Completata l’operazione di approvvigionamento, si riaccodò con la sua spesa duplicata, un articolo per mano, pronto alla replica. L’afflusso era diminuito ma non quanto sarebbe stato lecito aspettarsi. I fruitori della notte avevano qualcosa di diverso: un rispetto quasi religioso per i comuni sconvolgimenti circadiani li rendeva molto più omogenei rispetto alla folla disordinata del giorno. I movimenti e le parole tenevano il capo chino, i telefoni quasi non squillavano.
Diciannove sbadigli dopo raggiunse la seconda posizione, vacillò, le gambe lo abbandonarono, si accartocciò, si ricompose a fatica.
«Si sente bene signore?»
«Certo, e lei?»
«Sicuro? Io piuttosto bene».
«Vuole passare davanti?»
«Ma no, non si preoccupi, e poi lei ha giusto due cose».
«Questo è vero, ma non ho nessuna fretta di tornare a casa, lei piuttosto?».
«Io, ecco, sì, ho avuto una giornata pesante…»
«La prego di passare, in tal caso».
«Ma no, davvero, non si disturbi, cosa vuole che cambino due minuti?».
«Insisto».
Quando il sole tornò Piccin era ormai rimbalzato nelle retrovie. La sua assenza ingiustificata a lavoro generò allarme, specie perché senza precedenti. Composero il suo numero di telefono fisso, dato che non possedeva uno smartphone; fecero echeggiare squilli nell’appartamento che aveva ereditato dai genitori. Lasciarono messaggi. Completato l’orario di lavoro, il collega che divideva con lui la scrivania andò in giro con una delle sue rare fotografie. Anche coloro che lo avevano visto risposero di no: quella di Piccin era immagine di periferia.
Lavorava per una azienda privata di gestione delle acque potabili. Era stato suo padre – dirigente di un altrove almeno all’apparenza senza connessioni con le acque – ad allestire la sua assunzione. Venne inscenato un colloquio che agli occhi di Piccin doveva essere aperto a chiunque. Se si presentò solo lui, gli fecero credere, era perché quel lavoro era poco appetibile. Il lavoro era di scrivania, scrivania sul retrobottega degli sportelli aperti al pubblico.

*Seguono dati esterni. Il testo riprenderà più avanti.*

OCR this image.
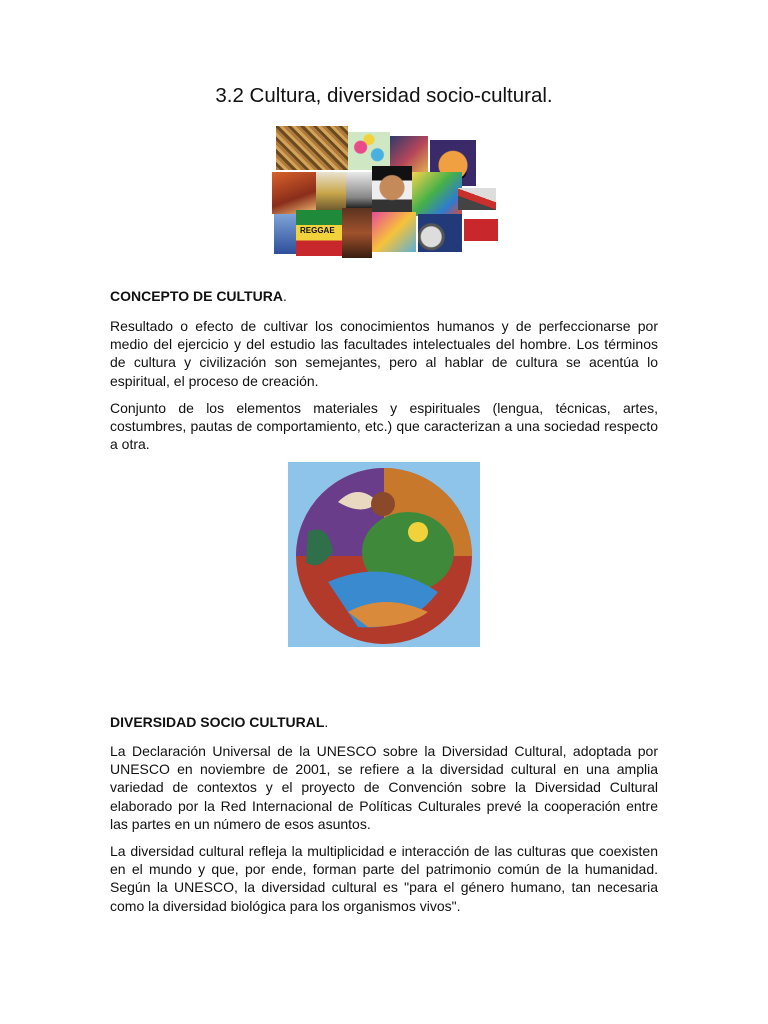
3.2 Cultura, diversidad socio-cultural.
REGGAE

CONCEPTO DE CULTURA.

Resultado o efecto de cultivar los conocimientos humanos y de perfeccionarse por medio del ejercicio y del estudio las facultades intelectuales del hombre. Los términos de cultura y civilización son semejantes, pero al hablar de cultura se acentúa lo espiritual, el proceso de creación.

Conjunto de los elementos materiales y espirituales (lengua, técnicas, artes, costumbres, pautas de comportamiento, etc.) que caracterizan a una sociedad respecto a otra.

DIVERSIDAD SOCIO CULTURAL.

La Declaración Universal de la UNESCO sobre la Diversidad Cultural, adoptada por UNESCO en noviembre de 2001, se refiere a la diversidad cultural en una amplia variedad de contextos y el proyecto de Convención sobre la Diversidad Cultural elaborado por la Red Internacional de Políticas Culturales prevé la cooperación entre las partes en un número de esos asuntos.

La diversidad cultural refleja la multiplicidad e interacción de las culturas que coexisten en el mundo y que, por ende, forman parte del patrimonio común de la humanidad. Según la UNESCO, la diversidad cultural es "para el género humano, tan necesaria como la diversidad biológica para los organismos vivos".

Di tanto in tanto, i suoi colleghi si divertivano a creare situazioni di impasse se non addirittura di sfida, per esempio forzando sincronismi davanti agli ingressi, situazioni che comunque si risolvevano sempre allo stesso – inevitabile – modo.
Lo stallo nell’ipermercato si ripercuoteva sulle condizioni fisiche di un Piccin ormai devastato, costretto a fare delle pause seduto per terra, appoggiandosi allo scaffale della cioccolata, sottraendo desideri da campi visivi altrui, pause la cui frequenza aumentava rendendo sempre più difficile il raggiungimento del traguardo di nastro scorrevole; nonostante tutto, non fece alcuna concessione, non si piegò alle contingenze: lasciò passare. Poco dopo essersi issato per l’ennesima volta tornò al suolo con un tonfo secco. Le mele e la bottiglietta si inseguirono sul pavimento mentre un ragazzo felpato accorse in suo aiuto. Chiamò i soccorsi, che arrivarono in poco tempo. Lo adagiarono sulla barella mentre serrava le mani intorno al nulla con incosciente tenacia.